Tiger Woods’ old coach is just as skeptical as the rest of the golf world when it comes to his former pupil’s future.
In general, he isn’t bullish on Woods' prospects.
Asked if Woods can “regain the form we saw in his heyday,” Harmon answered: “I'd like to say yes, but it doesn't seem likely at the moment. Tiger is 41 years old, he's had three back surgeries and four knee surgeries, and the young kids on Tour right now are playing better and better. …
“Are we ever going to see him playing at the heights he did back in the early 2000s? Probably not, but the main thing he has to do right now is somehow get himself healthy.

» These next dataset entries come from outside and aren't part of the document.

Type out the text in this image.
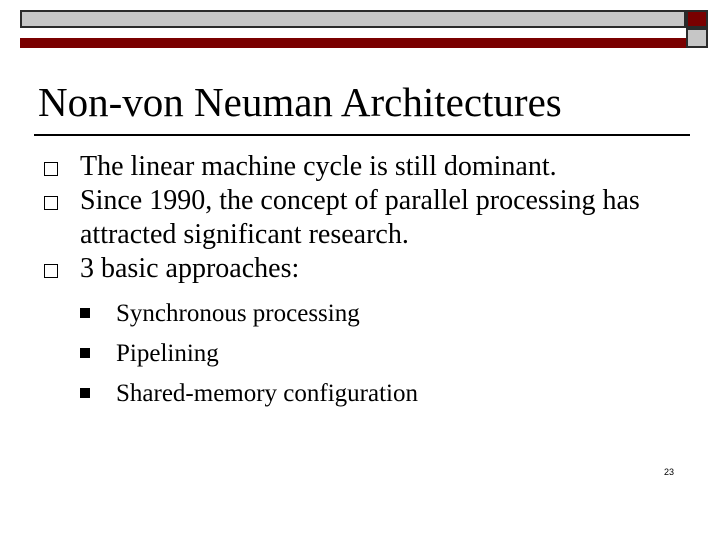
Non-von Neuman Architectures
The linear machine cycle is still dominant.
Since 1990, the concept of parallel processing has attracted significant research.
3 basic approaches:
Synchronous processing
Pipelining
Shared-memory configuration
23
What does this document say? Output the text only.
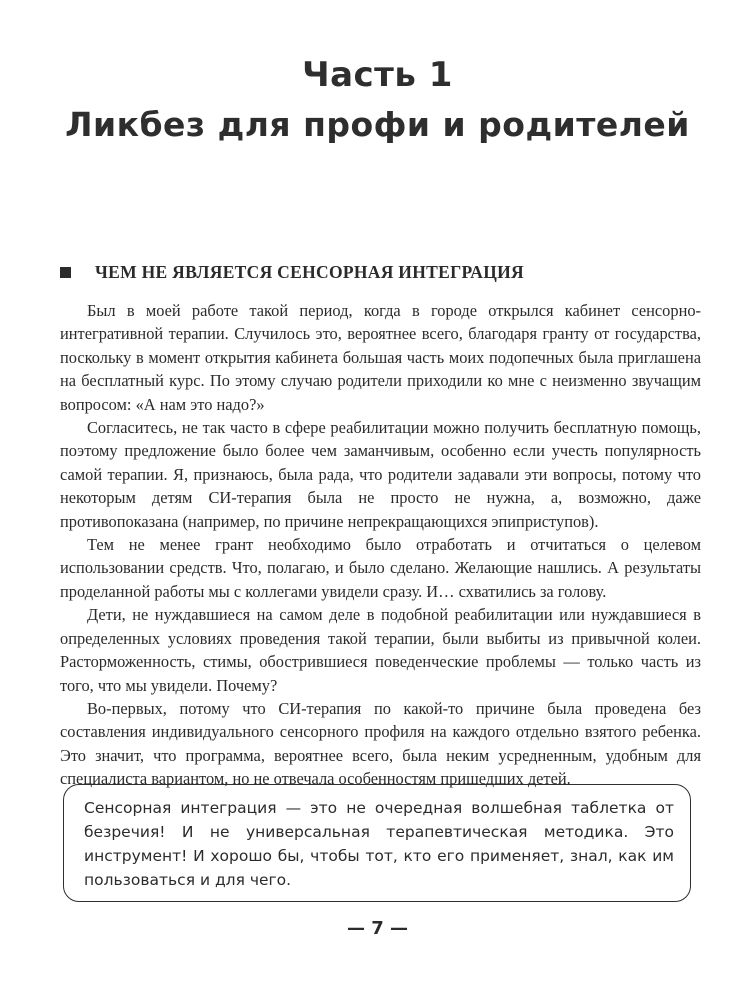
Часть 1
Ликбез для профи и родителей
ЧЕМ НЕ ЯВЛЯЕТСЯ СЕНСОРНАЯ ИНТЕГРАЦИЯ

Был в моей работе такой период, когда в городе открылся кабинет сенсорно-интегративной терапии. Случилось это, вероятнее всего, благодаря гранту от государства, поскольку в момент открытия кабинета большая часть моих подопечных была приглашена на бесплатный курс. По этому случаю родители приходили ко мне с неизменно звучащим вопросом: «А нам это надо?»

Согласитесь, не так часто в сфере реабилитации можно получить бесплатную помощь, поэтому предложение было более чем заманчивым, особенно если учесть популярность самой терапии. Я, признаюсь, была рада, что родители задавали эти вопросы, потому что некоторым детям СИ-терапия была не просто не нужна, а, возможно, даже противопоказана (например, по причине непрекращающихся эпиприступов).

Тем не менее грант необходимо было отработать и отчитаться о целевом использовании средств. Что, полагаю, и было сделано. Желающие нашлись. А результаты проделанной работы мы с коллегами увидели сразу. И… схватились за голову.

Дети, не нуждавшиеся на самом деле в подобной реабилитации или нуждавшиеся в определенных условиях проведения такой терапии, были выбиты из привычной колеи. Расторможенность, стимы, обострившиеся поведенческие проблемы — только часть из того, что мы увидели. Почему?

Во-первых, потому что СИ-терапия по какой-то причине была проведена без составления индивидуального сенсорного профиля на каждого отдельно взятого ребенка. Это значит, что программа, вероятнее всего, была неким усредненным, удобным для специалиста вариантом, но не отвечала особенностям пришедших детей.

Сенсорная интеграция — это не очередная волшебная таблетка от безречия! И не универсальная терапевтическая методика. Это инструмент! И хорошо бы, чтобы тот, кто его применяет, знал, как им пользоваться и для чего.

— 7 —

He's been off for almost a year and a half, and now he's come back but he still can't finish a tournament. To me, that's not a good sign.”
In fact, according to Harmon, golf fans may want to forget the “heyday” altogether.
“We all want to see him playing well again,” he said, “but right now I'm concerned that someone I have admired for so long, and who I believe is the best player who ever lived, might not be able to play at any kind of level again.”
As for what has brought Tiger to this point, Harmon said he believes Woods’ problems stem less from golf and more from his work in the gym.
Woods worked with Harmon from 1993-2002, during which time he won three U.S. Amateurs and eight of his 14 major championships.